Taiwanese can marry foreigners of the same sex, for example, but only those from countries where marriage equality is also respected.

Ting Tse-yen and his partner Leong Chin-fai from Macau challenged the restriction in court earlier this year and won, allowing them to officially register their marriage on Friday.

But the decision only applies to them, and other same-sex couples wishing to marry will have to engage in the same legal fight.

“This is a first success. Other international couples still cannot get married and we call for full recognition,” said Ting, 29.

“We hope that our registration today will allow the government to see that marriage equality has not yet been achieved,” said Leong, 33.

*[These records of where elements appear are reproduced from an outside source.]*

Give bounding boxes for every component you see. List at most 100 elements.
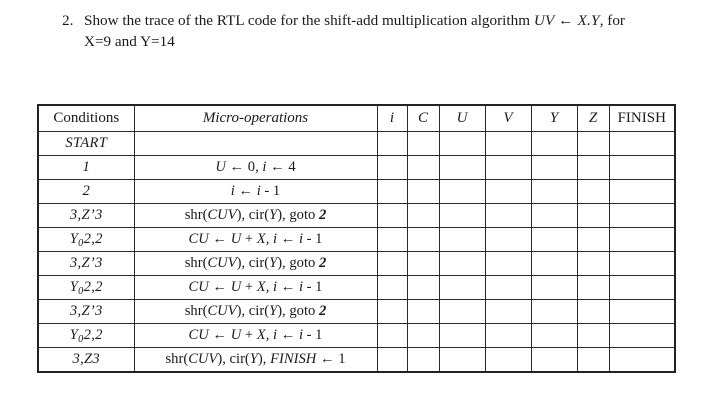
cell-v (484, 179, 532, 204)
cell-c (406, 227, 440, 252)
cell-condition: 1 (37, 155, 135, 180)
cell-u (438, 299, 486, 324)
cell-v (484, 131, 532, 156)
question-line-1-suffix: , for (599, 12, 625, 29)
cell-finish (608, 299, 676, 324)
cell-u (438, 275, 486, 300)
cell-finish (608, 131, 676, 156)
cell-i (376, 323, 408, 348)
cell-u (438, 251, 486, 276)
cell-condition: Y02,2 (37, 323, 135, 348)
cell-i (376, 179, 408, 204)
cell-z (576, 203, 610, 228)
cell-y (530, 179, 578, 204)
cell-condition: 3,Z’3 (37, 299, 135, 324)
cell-u (438, 203, 486, 228)
header-u: U (438, 104, 486, 132)
cell-z (576, 251, 610, 276)
cell-condition: 3,Z’3 (37, 251, 135, 276)
cell-z (576, 299, 610, 324)
header-finish: FINISH (608, 104, 676, 132)
header-micro-operations: Micro-operations (133, 104, 378, 132)
cell-condition: START (37, 131, 135, 156)
header-y: Y (530, 104, 578, 132)
cell-v (484, 155, 532, 180)
cell-z (576, 275, 610, 300)
cell-v (484, 251, 532, 276)
question-line-2: X=9 and Y=14 (84, 33, 175, 50)
question-text: Show the trace of the RTL code for the s… (84, 10, 702, 52)
cell-finish (608, 347, 676, 373)
cell-micro-operation: CU ← U + X, i ← i - 1 (133, 275, 378, 300)
cell-v (484, 299, 532, 324)
cell-condition: Y02,2 (37, 227, 135, 252)
cell-i (376, 299, 408, 324)
cell-u (438, 179, 486, 204)
cell-y (530, 131, 578, 156)
cell-micro-operation: i ← i - 1 (133, 179, 378, 204)
cell-v (484, 203, 532, 228)
cell-y (530, 155, 578, 180)
cell-micro-operation: shr(CUV), cir(Y), FINISH ← 1 (133, 347, 378, 373)
cell-finish (608, 203, 676, 228)
cell-micro-operation: CU ← U + X, i ← i - 1 (133, 323, 378, 348)
cell-v (484, 275, 532, 300)
cell-y (530, 323, 578, 348)
cell-finish (608, 155, 676, 180)
header-v: V (484, 104, 532, 132)
cell-micro-operation: shr(CUV), cir(Y), goto 2 (133, 203, 378, 228)
question-formula: UV ← X.Y (533, 12, 600, 29)
cell-i (376, 203, 408, 228)
cell-v (484, 347, 532, 373)
cell-z (576, 227, 610, 252)
cell-finish (608, 251, 676, 276)
question-line-1-prefix: Show the trace of the RTL code for the s… (84, 12, 534, 29)
header-row: Conditions Micro-operations i C U V Y Z … (37, 104, 676, 132)
header-z: Z (576, 104, 610, 132)
cell-c (406, 251, 440, 276)
cell-y (530, 251, 578, 276)
cell-c (406, 347, 440, 373)
cell-y (530, 203, 578, 228)
cell-y (530, 227, 578, 252)
cell-u (438, 131, 486, 156)
cell-v (484, 323, 532, 348)
cell-c (406, 203, 440, 228)
cell-c (406, 131, 440, 156)
cell-micro-operation: CU ← U + X, i ← i - 1 (133, 227, 378, 252)
cell-v (484, 227, 532, 252)
cell-z (576, 323, 610, 348)
cell-u (438, 347, 486, 373)
cell-micro-operation (133, 131, 378, 156)
question-number: 2. (62, 12, 74, 29)
cell-c (406, 323, 440, 348)
header-c: C (406, 104, 440, 132)
rtl-trace-table: Conditions Micro-operations i C U V Y Z … (37, 104, 676, 373)
cell-i (376, 347, 408, 373)
question-block: 2. Show the trace of the RTL code for th… (62, 10, 702, 52)
cell-i (376, 227, 408, 252)
cell-y (530, 299, 578, 324)
cell-micro-operation: shr(CUV), cir(Y), goto 2 (133, 251, 378, 276)
cell-i (376, 155, 408, 180)
header-i: i (376, 104, 408, 132)
cell-condition: 3,Z3 (37, 347, 135, 373)
cell-finish (608, 275, 676, 300)
question-line-1: Show the trace of the RTL code for the s… (84, 10, 702, 31)
cell-condition: Y02,2 (37, 275, 135, 300)
cell-y (530, 347, 578, 373)
cell-c (406, 275, 440, 300)
cell-u (438, 323, 486, 348)
cell-condition: 2 (37, 179, 135, 204)
cell-condition: 3,Z’3 (37, 203, 135, 228)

The couple were able to marry because a court in May ordered a government office to register a same-sex marriage with a foreigner from a location where such unions go unrecognized – overturning its 2019 rejection of their registration of marriage.

The couple co-founded a group to help more than 100 Taiwanese whose partners are from countries where same-sex marriage is not legal Sam Yeh AFP

“We’ve waited two years and we can finally get married,” Ting said after checking in, showing his brand new ID card with his wife’s name on it.

The couple co-founded a group to help more than 100 Taiwanese whose partners are from countries where same-sex marriage is not legal, including China, Japan, Thailand and Vietnam.

“Marriage is a basic human right and it is unimaginable that there is discriminatory treatment because her partner is from a certain country,” said the couple’s lawyer, Victoria Hsu.

“Can straight citizens agree if they are allowed to marry an American but not a Japanese?” “

Hsu’s advocacy group, the Taiwan Alliance for the Promotion of Civil Partnership Rights, called on the government’s main watchdog, Control Yuan, to look into the matter, she said.

Taiwan is home to a thriving LGBTQ community, and a record 200,000 people attended a pride march in Taipei in 2019 to celebrate the legalization of same-sex marriage.

Almost 6,000 same-sex couples have since married.

The law was passed after Taiwan’s highest court ruled that denying same-sex couples the right to marry was discriminatory and unconstitutional.

But same-sex marriage has proven to be deeply divisive, and the law contains restrictions imposed by conservatives, including limited adoption rights.